Zoom sur les 5 types de leaders en psychologie de groupe

On connaît tous des personnes qui semblent être nées avec un don particulier, celui de pouvoir diriger, organiser, commander, ordonner, innover, motiver et guider les actions des autres. Il existe de nombreuses caractéristiques qui permettent d’identifier un bon leader, et aujourd’hui, on veut parler des différents types qu’on peut identifier dans ce groupe de personnes.

Tout d’abord, il convient de noter que les attitudes des différents types de dirigeants reposent sur des piliers facilement identifiables.

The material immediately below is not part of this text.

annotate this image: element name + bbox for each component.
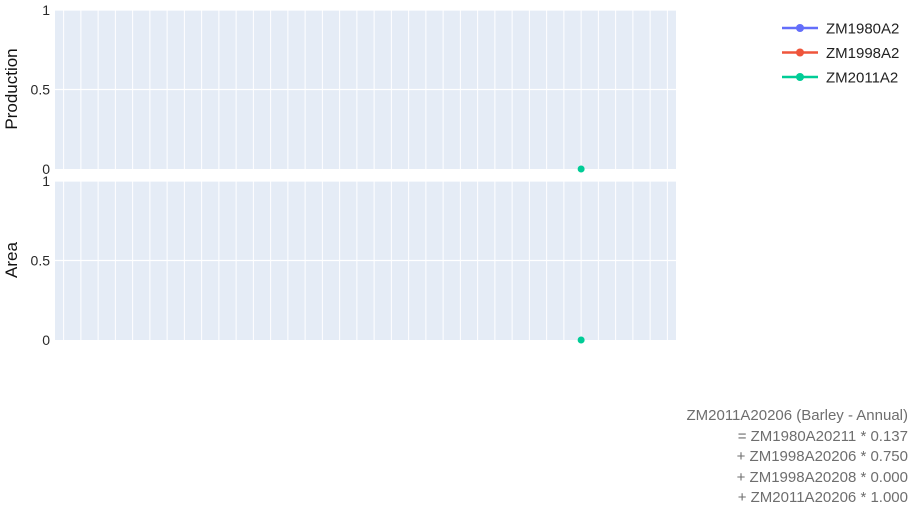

Par exemple, sur le développement de bonnes compétences sociales, la capacité d’empathie (qui doit être équilibrée pour ne pas nuire aux objectifs ultimes du groupe), l’intuition, qui conduit à être capable d’identifier rapidement et efficacement les facteurs pertinents et ceux qui sont inutiles, etc.

Il est sûr qu’ona a tous rencontré des gens comme ça dans votre vie, ou peut-être même qu’on est l’un d’entre eux. Mais attention à ne pas trop généraliser, car lorsqu’il s’agit de véritables leaders, on doit toujours garder à l’esprit ces aspects fondamentaux…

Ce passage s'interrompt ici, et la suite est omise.